Priemo - Combinative Emotion Analysis

Inspiration

Last year @Petru was working in the IT department of a non-IT company during a time when the company was migrating its phone systems from ISDN to VoIP (traditional telephones to IP-based phones). As expected, the workers needed some time to adapt to the changes before they were ready to provide the necessary support. However, the number of calls for support exceed all the expectations to such a point where people could not manage all the calls.

One important thing that was noticed here was that a lot of trivial and mainstream problems that the clients brought could have been self-solved just by carefully reading the manual provided. On the other hand, there were some urgent problems (for example, calls randomly dropping etc.) that had to be addressed immediately by the organisation.

As we all met each other during the Hackathon, we found that this problem is evident in all companies in their customer support departments. Just following a FIFO strategy to address the customer calls is not enough since the urgency is rarely assessed in these situations.

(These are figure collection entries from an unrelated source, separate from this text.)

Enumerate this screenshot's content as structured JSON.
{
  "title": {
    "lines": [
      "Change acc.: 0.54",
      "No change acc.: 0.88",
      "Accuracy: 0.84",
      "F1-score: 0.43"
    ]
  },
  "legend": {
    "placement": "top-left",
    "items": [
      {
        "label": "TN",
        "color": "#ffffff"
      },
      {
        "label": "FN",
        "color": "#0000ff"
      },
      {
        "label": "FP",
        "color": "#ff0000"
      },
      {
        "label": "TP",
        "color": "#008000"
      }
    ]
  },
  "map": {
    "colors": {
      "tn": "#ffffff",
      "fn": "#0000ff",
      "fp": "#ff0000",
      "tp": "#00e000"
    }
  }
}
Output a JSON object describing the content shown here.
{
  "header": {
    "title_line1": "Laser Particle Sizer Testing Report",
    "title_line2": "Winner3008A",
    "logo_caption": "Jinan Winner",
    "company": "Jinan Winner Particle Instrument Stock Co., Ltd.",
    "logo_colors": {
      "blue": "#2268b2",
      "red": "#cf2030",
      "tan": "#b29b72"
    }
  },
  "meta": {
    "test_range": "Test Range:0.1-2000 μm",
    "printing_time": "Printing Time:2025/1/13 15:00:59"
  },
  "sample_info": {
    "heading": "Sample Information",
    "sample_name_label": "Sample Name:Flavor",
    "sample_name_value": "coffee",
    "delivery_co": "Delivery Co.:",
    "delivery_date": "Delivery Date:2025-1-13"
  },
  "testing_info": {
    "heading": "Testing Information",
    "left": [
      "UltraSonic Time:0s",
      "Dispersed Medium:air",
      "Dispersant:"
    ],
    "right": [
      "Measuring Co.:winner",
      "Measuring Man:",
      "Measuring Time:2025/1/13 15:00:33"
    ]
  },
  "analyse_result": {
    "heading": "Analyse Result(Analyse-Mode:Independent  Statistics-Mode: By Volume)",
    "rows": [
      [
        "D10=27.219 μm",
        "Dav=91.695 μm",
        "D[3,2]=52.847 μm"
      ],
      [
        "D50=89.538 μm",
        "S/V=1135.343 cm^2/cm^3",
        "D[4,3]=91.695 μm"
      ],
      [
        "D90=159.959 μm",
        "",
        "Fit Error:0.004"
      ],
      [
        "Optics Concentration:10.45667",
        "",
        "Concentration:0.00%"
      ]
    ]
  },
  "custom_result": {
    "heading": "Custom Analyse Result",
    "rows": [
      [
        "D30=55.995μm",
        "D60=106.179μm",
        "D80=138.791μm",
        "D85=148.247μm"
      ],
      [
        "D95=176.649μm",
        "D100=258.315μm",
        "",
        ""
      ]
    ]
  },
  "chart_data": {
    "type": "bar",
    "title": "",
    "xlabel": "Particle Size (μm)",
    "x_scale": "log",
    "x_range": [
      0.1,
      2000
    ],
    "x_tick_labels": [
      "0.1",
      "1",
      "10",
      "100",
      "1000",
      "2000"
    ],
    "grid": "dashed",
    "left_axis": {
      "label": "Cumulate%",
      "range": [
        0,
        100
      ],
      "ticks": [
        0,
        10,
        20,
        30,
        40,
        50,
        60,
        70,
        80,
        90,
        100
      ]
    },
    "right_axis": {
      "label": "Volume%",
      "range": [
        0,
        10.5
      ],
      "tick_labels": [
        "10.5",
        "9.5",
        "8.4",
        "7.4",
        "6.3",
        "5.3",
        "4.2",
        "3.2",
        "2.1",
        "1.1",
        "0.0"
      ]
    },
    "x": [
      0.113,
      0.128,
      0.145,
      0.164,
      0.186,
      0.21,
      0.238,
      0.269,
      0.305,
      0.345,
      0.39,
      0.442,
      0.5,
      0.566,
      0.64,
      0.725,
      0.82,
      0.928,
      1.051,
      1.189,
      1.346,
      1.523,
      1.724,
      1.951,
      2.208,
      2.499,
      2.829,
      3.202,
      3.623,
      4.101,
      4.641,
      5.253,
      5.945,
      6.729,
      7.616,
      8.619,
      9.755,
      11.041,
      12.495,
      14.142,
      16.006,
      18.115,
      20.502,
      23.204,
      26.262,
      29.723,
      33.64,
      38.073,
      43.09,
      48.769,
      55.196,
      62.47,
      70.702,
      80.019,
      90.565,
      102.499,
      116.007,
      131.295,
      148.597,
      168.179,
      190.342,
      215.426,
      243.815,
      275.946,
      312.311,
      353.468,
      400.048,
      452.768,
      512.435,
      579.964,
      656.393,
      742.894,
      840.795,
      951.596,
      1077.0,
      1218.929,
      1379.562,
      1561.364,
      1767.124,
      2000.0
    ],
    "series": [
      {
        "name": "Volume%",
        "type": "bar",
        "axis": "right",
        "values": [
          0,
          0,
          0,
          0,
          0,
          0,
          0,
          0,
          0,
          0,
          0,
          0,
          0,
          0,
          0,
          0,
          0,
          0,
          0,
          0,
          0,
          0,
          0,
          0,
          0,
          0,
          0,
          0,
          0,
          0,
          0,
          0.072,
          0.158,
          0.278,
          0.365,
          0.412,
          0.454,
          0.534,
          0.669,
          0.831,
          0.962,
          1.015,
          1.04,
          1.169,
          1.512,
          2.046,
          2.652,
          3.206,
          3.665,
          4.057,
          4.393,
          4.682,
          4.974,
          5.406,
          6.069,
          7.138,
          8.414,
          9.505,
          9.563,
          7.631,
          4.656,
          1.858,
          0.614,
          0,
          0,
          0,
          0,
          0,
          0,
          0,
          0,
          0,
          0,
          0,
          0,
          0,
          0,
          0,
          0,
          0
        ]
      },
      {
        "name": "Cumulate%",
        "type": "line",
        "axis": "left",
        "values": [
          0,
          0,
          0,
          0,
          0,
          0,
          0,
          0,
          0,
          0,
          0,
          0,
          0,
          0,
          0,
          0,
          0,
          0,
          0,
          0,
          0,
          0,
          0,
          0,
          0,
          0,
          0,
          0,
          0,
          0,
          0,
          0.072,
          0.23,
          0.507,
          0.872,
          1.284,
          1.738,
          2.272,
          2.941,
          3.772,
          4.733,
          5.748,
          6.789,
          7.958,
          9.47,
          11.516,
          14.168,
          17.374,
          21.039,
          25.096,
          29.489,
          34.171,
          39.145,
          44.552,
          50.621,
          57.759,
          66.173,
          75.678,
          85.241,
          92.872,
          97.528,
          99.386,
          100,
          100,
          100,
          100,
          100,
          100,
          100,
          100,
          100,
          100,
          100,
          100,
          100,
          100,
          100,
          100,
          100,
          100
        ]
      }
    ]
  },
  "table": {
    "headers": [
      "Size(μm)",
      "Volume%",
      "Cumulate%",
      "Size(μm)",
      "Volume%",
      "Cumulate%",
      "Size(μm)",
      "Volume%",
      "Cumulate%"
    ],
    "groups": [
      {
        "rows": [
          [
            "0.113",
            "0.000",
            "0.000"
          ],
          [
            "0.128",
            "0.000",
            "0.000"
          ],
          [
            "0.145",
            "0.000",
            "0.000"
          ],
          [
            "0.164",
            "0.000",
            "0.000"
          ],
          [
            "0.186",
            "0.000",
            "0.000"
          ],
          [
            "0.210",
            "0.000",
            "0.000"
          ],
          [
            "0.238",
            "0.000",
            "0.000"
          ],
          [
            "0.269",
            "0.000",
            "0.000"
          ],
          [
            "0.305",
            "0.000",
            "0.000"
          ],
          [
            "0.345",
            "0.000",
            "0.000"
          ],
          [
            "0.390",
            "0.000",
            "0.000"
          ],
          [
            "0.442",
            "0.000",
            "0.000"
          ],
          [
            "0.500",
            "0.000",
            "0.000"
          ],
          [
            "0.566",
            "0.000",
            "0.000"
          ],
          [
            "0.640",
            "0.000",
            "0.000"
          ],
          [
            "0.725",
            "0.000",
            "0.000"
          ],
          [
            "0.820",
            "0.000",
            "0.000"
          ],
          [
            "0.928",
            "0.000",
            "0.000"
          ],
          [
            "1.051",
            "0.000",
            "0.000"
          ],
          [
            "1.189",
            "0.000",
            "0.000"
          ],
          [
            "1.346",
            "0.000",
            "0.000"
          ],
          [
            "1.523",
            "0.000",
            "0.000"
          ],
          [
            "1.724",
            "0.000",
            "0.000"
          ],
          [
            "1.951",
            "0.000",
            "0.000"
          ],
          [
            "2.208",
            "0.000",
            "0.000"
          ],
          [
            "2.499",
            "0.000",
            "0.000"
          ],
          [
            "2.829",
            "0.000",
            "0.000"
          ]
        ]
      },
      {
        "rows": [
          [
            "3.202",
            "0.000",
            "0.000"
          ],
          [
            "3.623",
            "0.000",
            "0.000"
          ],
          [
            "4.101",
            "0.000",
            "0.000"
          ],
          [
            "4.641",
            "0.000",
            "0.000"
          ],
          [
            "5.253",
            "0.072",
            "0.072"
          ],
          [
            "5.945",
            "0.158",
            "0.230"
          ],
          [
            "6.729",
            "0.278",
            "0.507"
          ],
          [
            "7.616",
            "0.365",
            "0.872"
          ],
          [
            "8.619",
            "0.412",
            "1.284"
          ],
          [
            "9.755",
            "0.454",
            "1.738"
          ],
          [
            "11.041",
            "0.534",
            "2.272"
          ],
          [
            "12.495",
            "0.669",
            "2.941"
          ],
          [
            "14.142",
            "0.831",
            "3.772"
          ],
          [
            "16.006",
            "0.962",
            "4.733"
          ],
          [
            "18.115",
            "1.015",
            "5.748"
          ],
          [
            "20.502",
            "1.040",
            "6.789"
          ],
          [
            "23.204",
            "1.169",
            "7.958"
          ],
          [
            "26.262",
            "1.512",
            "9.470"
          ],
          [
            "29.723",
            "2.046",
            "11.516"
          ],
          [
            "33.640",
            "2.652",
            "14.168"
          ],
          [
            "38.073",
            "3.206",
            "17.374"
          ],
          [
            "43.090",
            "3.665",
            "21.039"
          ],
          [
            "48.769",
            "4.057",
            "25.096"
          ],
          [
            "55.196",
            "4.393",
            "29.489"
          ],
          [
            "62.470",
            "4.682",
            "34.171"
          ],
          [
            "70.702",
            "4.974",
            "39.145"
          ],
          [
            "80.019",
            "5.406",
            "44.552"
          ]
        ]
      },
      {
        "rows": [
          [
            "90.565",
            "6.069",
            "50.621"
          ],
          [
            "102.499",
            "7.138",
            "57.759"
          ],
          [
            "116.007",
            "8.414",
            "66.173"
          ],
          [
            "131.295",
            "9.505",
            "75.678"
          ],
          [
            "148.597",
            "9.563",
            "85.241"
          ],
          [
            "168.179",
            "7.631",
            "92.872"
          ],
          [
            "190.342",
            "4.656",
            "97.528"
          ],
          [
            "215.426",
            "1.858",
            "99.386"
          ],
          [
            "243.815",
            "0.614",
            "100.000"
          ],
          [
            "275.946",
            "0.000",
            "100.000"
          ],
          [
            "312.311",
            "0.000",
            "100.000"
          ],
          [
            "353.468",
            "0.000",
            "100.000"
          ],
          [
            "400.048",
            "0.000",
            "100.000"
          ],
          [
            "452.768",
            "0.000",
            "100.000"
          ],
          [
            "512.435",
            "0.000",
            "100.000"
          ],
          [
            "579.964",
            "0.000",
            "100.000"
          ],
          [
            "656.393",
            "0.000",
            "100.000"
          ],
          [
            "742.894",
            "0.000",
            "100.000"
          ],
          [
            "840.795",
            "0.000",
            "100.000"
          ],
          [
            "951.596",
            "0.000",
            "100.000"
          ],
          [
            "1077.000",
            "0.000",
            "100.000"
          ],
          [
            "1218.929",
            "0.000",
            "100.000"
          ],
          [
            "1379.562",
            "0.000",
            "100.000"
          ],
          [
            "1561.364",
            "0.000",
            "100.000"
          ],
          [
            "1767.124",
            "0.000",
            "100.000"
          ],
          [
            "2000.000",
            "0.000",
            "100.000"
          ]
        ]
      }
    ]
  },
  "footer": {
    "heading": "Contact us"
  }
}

The emotional state of the customers almost always reflects the urgency of a support call. And so we thought - "Why not prioritise the incoming support calls according to the customer's emotional state?"

About our hack

The hack is essentially a REST API that identifies the emotion of the speaking customer and prioritises his call by assigning a score to him. This works in two parallel steps. His voice and his choice of words, together determine the overall emotion. Depending on the prioritisation score assigned to him, he is put in the queue at the appropriate place. In case of starvation of a call in the queue, all low priority calls are incremented with priority after every new incoming call arrives for processing.

How we built it

As the end product was supposed to be a REST API, we decided to skeleton it using Flask.
We started off by trying to classify emotions from voice samples by training a keras-based CNN on a human voice (modulated for various situations) data set. After a rigorous search on the web, we finally procured the dataset we needed from https://zenodo.org/record/1188976 and http://emodb.bilderbar.info/index-1024.html. However this was not all. As the two datasets were incompatible with each other, we had to bring them both to a common ground for our model to be trained on them. There was a bit of preprocessing involved in this step.
The next step was the conversion of speech to text (we used IBM Watson for it). After this, the text was sent to a simple sentiment analyser model that we got off as an already open-sourced project.
To integrate results from both these models, we had to assign prioritisation scores for which we developed a simple algorithm.
Finally, we built a not-so-amazing demo webapp that could call the API and maintain a queue based on several different incoming voice samples.

Challenges we ran into

The main challenge was and still is to deploy the API on the VPS that is provided by REG.RU
Audio encoding and transferring over HTTP with base64 encoding. Later we figured out a way to not use base64 and directly transfer a .wav file in the POST request instead, which worked pretty well.
There are not many emotionally labeled human voice datasets that are available on the web.
Lack of time to prepare for a proper presentation.